Die saubere Karriere des Chicorée beginnt im Freien. „Zuerst bauen wir auf dem Acker Zichorienwurzeln an“, erzählt Engemann. Die Wurzel reife unter grünen Blättern ab Mai bis zur Ernte im Herbst. „Wir düngen mit Kompost. Die lange Vegetationszeit ermöglicht der Wurzel, Nährstoffe wie Kalzium, Phosphor und auch Nitrat optimal für ihr Wachstum zu verwerten.“
Der Chicorée selbst komme nicht mit Dünger in Kontakt, denn: „Chicorée sprießt aus der Wurzel, in der Natur erst nach dem Winter“, sagt Erdmann. „Wir beschleunigen das und schicken die Rüben im Kühlhaus in den Winterschlaf.“ Dort ruhen sie – bei Temperaturen um den Gefrierpunkt.
Frühlingserwachen in der Treiberei

Im Gitter. Chicorée treibt in erwärmtem Wasser.
Frühestens nach drei Wochen wecken Engemanns Mitarbeiter die Wurzeln. Sortiert und einheitlich gekappt, stecken sie sie in die Gitter flacher Holzkisten. Dann beginnt für die Pflanzen der kontrollierte Frühling – im Dunkel der Treiberei.

In der Treiberei. Andreas Engemann mit einem Wurzelspross.
Dort muss Engemann gegen das Rauschen von Wasser anbrüllen: „In einem großen Kreislauf versorgt hier 17 Grad warmes Wasser die Wurzeln jeder einzelnen Kiste.“ Vorsichtig nimmt der Landwirt eine kürzlich eingesetzte Zichorienrübe heraus und legt feine, weiße Härchen frei: „Die Wärme gibt ihr das Startsignal zu wachsen, der Spross kommt schon nach zwei Tagen.“ In dieser Phase zehrt Chicorée nur aus der Wurzel. „Grundsätzlich dürfen Produzenten dem Wasser Nährstoffe zusetzen, wir machen das nicht und generell ist das im Bioanbau unüblich“, sagt Engemann. Im Test hatte auch Chicorée aus konventioneller Landwirtschaft sehr niedrige Nitratwerte. Anders als Blattsalate speichert Chicorée Nitrat in der Wurzel, nicht in den essbaren Blättern.
Im Winter hohe Nitratgehalte
Dass wir in Feldsalat und Rucola deutlich mehr Nitrat fanden, hat weitere Gründe: Zum einen nehmen diese Pflanzen für ihr Wachstum besonders viel von der Substanz aus dem Boden auf.

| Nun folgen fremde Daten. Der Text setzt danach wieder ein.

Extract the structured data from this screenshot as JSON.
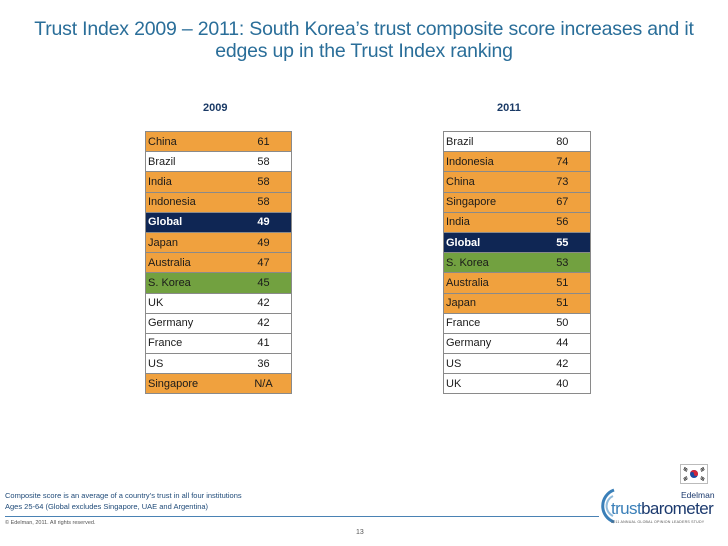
{
  "title": "Trust Index 2009 – 2011: South Korea’s trust composite score increases and it edges up in the Trust Index ranking",
  "table_2009": {
    "year": "2009",
    "rows": [
      {
        "country": "China",
        "score": "61",
        "style": "orange"
      },
      {
        "country": "Brazil",
        "score": "58",
        "style": "white"
      },
      {
        "country": "India",
        "score": "58",
        "style": "orange"
      },
      {
        "country": "Indonesia",
        "score": "58",
        "style": "orange"
      },
      {
        "country": "Global",
        "score": "49",
        "style": "navy"
      },
      {
        "country": "Japan",
        "score": "49",
        "style": "orange"
      },
      {
        "country": "Australia",
        "score": "47",
        "style": "orange"
      },
      {
        "country": "S. Korea",
        "score": "45",
        "style": "green"
      },
      {
        "country": "UK",
        "score": "42",
        "style": "white"
      },
      {
        "country": "Germany",
        "score": "42",
        "style": "white"
      },
      {
        "country": "France",
        "score": "41",
        "style": "white"
      },
      {
        "country": "US",
        "score": "36",
        "style": "white"
      },
      {
        "country": "Singapore",
        "score": "N/A",
        "style": "orange"
      }
    ]
  },
  "table_2011": {
    "year": "2011",
    "rows": [
      {
        "country": "Brazil",
        "score": "80",
        "style": "white"
      },
      {
        "country": "Indonesia",
        "score": "74",
        "style": "orange"
      },
      {
        "country": "China",
        "score": "73",
        "style": "orange"
      },
      {
        "country": "Singapore",
        "score": "67",
        "style": "orange"
      },
      {
        "country": "India",
        "score": "56",
        "style": "orange"
      },
      {
        "country": "Global",
        "score": "55",
        "style": "navy"
      },
      {
        "country": "S. Korea",
        "score": "53",
        "style": "green"
      },
      {
        "country": "Australia",
        "score": "51",
        "style": "orange"
      },
      {
        "country": "Japan",
        "score": "51",
        "style": "orange"
      },
      {
        "country": "France",
        "score": "50",
        "style": "white"
      },
      {
        "country": "Germany",
        "score": "44",
        "style": "white"
      },
      {
        "country": "US",
        "score": "42",
        "style": "white"
      },
      {
        "country": "UK",
        "score": "40",
        "style": "white"
      }
    ]
  },
  "colors": {
    "orange": "#f0a13e",
    "navy": "#0f2654",
    "green": "#72a140",
    "title_blue": "#2a6e99"
  },
  "footer": {
    "note_line_1": "Composite score is an average of a country’s trust in all four institutions",
    "note_line_2": "Ages 25-64 (Global excludes Singapore, UAE and Argentina)",
    "copyright": "© Edelman, 2011. All rights reserved.",
    "page_number": "13"
  },
  "logo": {
    "brand": "Edelman",
    "word_1": "trust",
    "word_2": "barometer",
    "tagline": "2011 ANNUAL GLOBAL OPINION LEADERS STUDY"
  },
  "flag_icon": "south-korea-flag-icon"
}
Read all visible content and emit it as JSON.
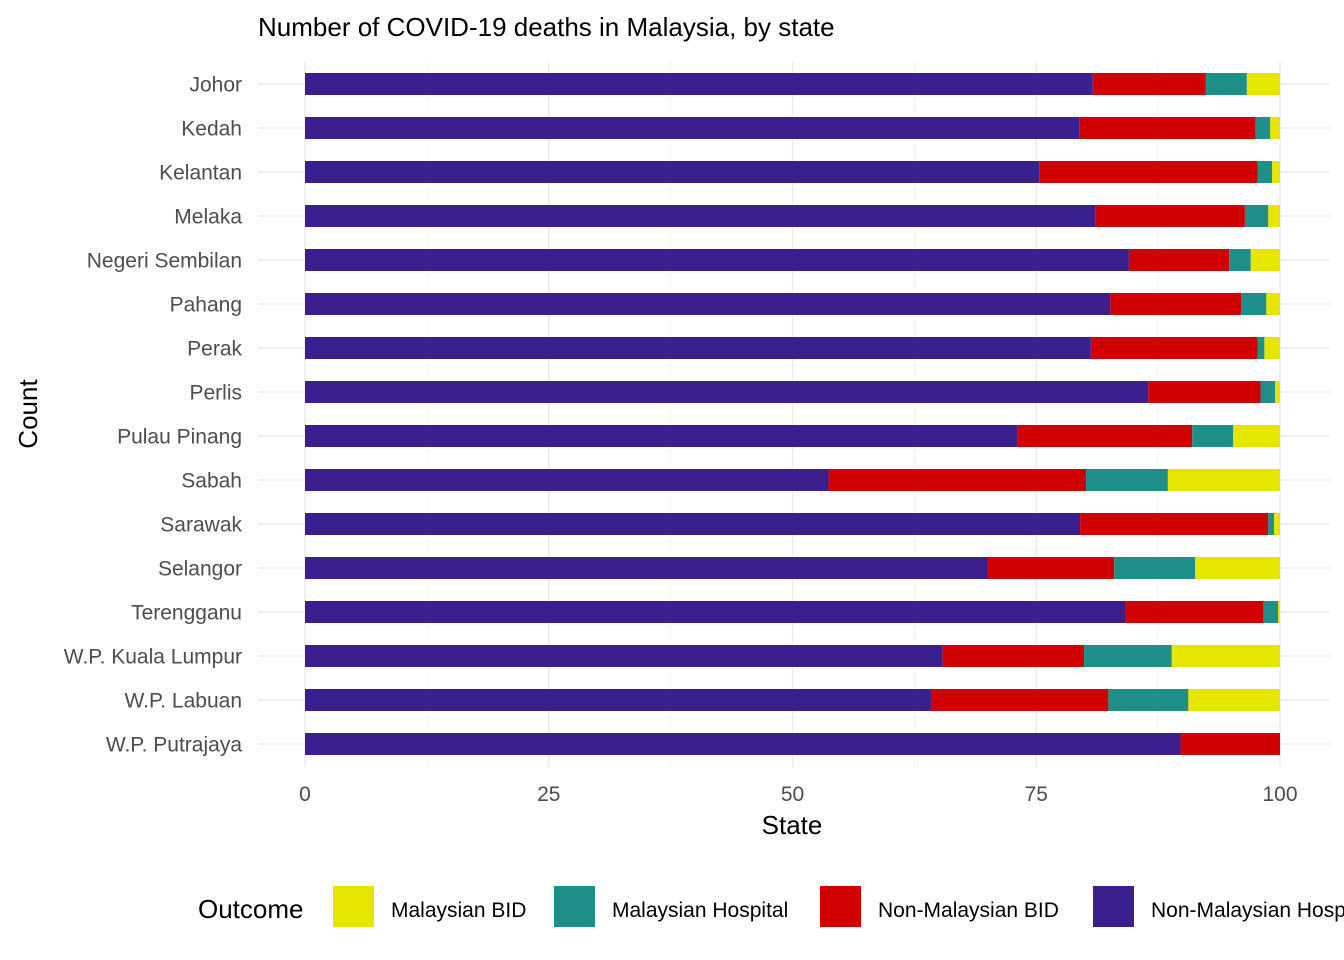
{
  "chart_data": {
    "type": "bar",
    "orientation": "horizontal",
    "stacked": true,
    "title": "Number of COVID-19 deaths in Malaysia, by state",
    "xlabel": "State",
    "ylabel": "Count",
    "xlim": [
      0,
      100
    ],
    "x_ticks": [
      "0",
      "25",
      "50",
      "75",
      "100"
    ],
    "grid": true,
    "legend_position": "bottom",
    "legend_title": "Outcome",
    "categories": [
      "Johor",
      "Kedah",
      "Kelantan",
      "Melaka",
      "Negeri Sembilan",
      "Pahang",
      "Perak",
      "Perlis",
      "Pulau Pinang",
      "Sabah",
      "Sarawak",
      "Selangor",
      "Terengganu",
      "W.P. Kuala Lumpur",
      "W.P. Labuan",
      "W.P. Putrajaya"
    ],
    "series": [
      {
        "name": "Non-Malaysian Hospital",
        "color": "#3b1f8e",
        "values": [
          80.8,
          79.4,
          75.3,
          81.1,
          84.5,
          82.6,
          80.6,
          86.5,
          73.1,
          53.7,
          79.5,
          70.0,
          84.1,
          65.4,
          64.2,
          89.8
        ]
      },
      {
        "name": "Non-Malaysian BID",
        "color": "#d10000",
        "values": [
          11.6,
          18.1,
          22.4,
          15.3,
          10.3,
          13.4,
          17.1,
          11.5,
          17.9,
          26.4,
          19.3,
          13.0,
          14.2,
          14.5,
          18.2,
          10.2
        ]
      },
      {
        "name": "Malaysian Hospital",
        "color": "#1f8f8a",
        "values": [
          4.2,
          1.5,
          1.5,
          2.4,
          2.2,
          2.6,
          0.7,
          1.5,
          4.2,
          8.4,
          0.6,
          8.3,
          1.5,
          9.0,
          8.2,
          0.0
        ]
      },
      {
        "name": "Malaysian BID",
        "color": "#e5e500",
        "values": [
          3.4,
          1.0,
          0.8,
          1.2,
          3.0,
          1.4,
          1.6,
          0.5,
          4.8,
          11.5,
          0.6,
          8.7,
          0.2,
          11.1,
          9.4,
          0.0
        ]
      }
    ],
    "legend_order": [
      "Malaysian BID",
      "Malaysian Hospital",
      "Non-Malaysian BID",
      "Non-Malaysian Hospital"
    ]
  }
}
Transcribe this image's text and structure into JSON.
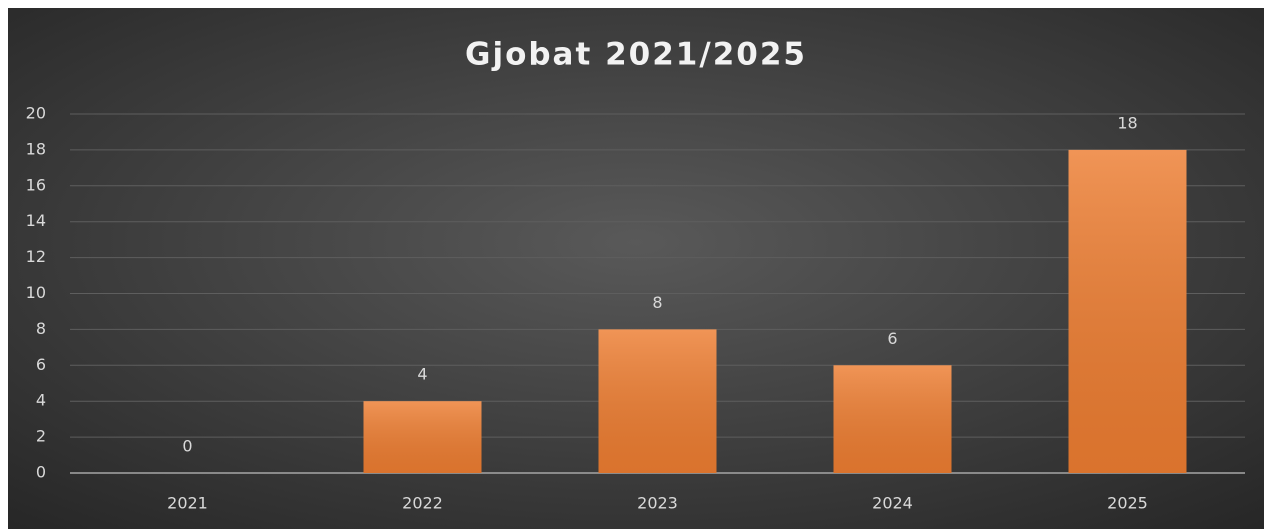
{
  "chart_data": {
    "type": "bar",
    "title": "Gjobat 2021/2025",
    "categories": [
      "2021",
      "2022",
      "2023",
      "2024",
      "2025"
    ],
    "values": [
      0,
      4,
      8,
      6,
      18
    ],
    "color": "#ed7d31",
    "ylim": [
      0,
      20
    ],
    "yticks": [
      0,
      2,
      4,
      6,
      8,
      10,
      12,
      14,
      16,
      18,
      20
    ],
    "grid": true
  }
}
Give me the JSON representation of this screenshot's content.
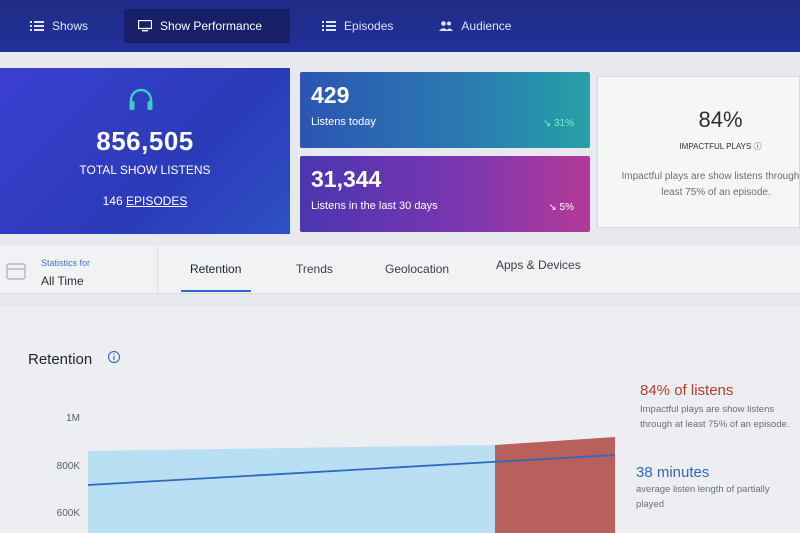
{
  "nav": {
    "shows": "Shows",
    "performance": "Show Performance",
    "episodes": "Episodes",
    "audience": "Audience"
  },
  "total": {
    "value": "856,505",
    "label": "TOTAL SHOW LISTENS",
    "episodes_count": "146",
    "episodes_link": "EPISODES"
  },
  "today": {
    "value": "429",
    "label": "Listens today",
    "delta": "↘ 31%"
  },
  "last30": {
    "value": "31,344",
    "label": "Listens in the last 30 days",
    "delta": "↘ 5%"
  },
  "impact": {
    "value": "84%",
    "label": "IMPACTFUL PLAYS ⓘ",
    "desc": "Impactful plays are show listens through at least 75% of an episode."
  },
  "stats": {
    "label": "Statistics for",
    "value": "All Time"
  },
  "tabs": [
    "Retention",
    "Trends",
    "Geolocation",
    "Apps & Devices"
  ],
  "retention": {
    "title": "Retention",
    "pct": "84% of listens",
    "pct_desc": "Impactful plays are show listens through at least 75% of an episode.",
    "minutes": "38 minutes",
    "minutes_desc": "average listen length of partially played"
  },
  "chart_data": {
    "type": "area",
    "title": "Retention",
    "ylabel": "",
    "y_ticks": [
      "1M",
      "800K",
      "600K"
    ],
    "ylim": [
      600000,
      1000000
    ]
  },
  "colors": {
    "nav_bg": "#22309a",
    "accent_blue": "#2f64d8",
    "impact_red": "#b53c2e",
    "minutes_blue": "#2f69c0",
    "area_blue": "#b9dff2",
    "area_red": "#b8605b"
  }
}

Zum anderen brauchen sie Licht, um den Nährstoff optimal für ihr Wachstum zu verwerten – und davon bekamen die getesteten Salate, im Januar gekauft, wegen kurzer Tage wenig. Alle Rucola wuchsen zudem in Folientunneln oder Treibhäusern, die sie schützen, aber nicht alles Licht durchlassen. Eine intensive Versorgung mit nitrathaltigem Dünger kann die Gehalte zusätzlich erhöhen.
Die Risiken von Nitrat
Nitrat selbst ist relativ harmlos. Im Körper, bei falschem Transport oder Lagerung des Grünzeugs kann es aber zu Nitrit reagieren – und Nitrit sich im Körper zu Nitrosaminen umwandeln. In Tierversuchen waren viele von ihnen krebserregend. Für Erwachsene hält die Weltgesundheitsorganisation (WHO) täglich bis zu 3,7 Milligramm Nitrat pro Kilo Körpergewicht für sicher.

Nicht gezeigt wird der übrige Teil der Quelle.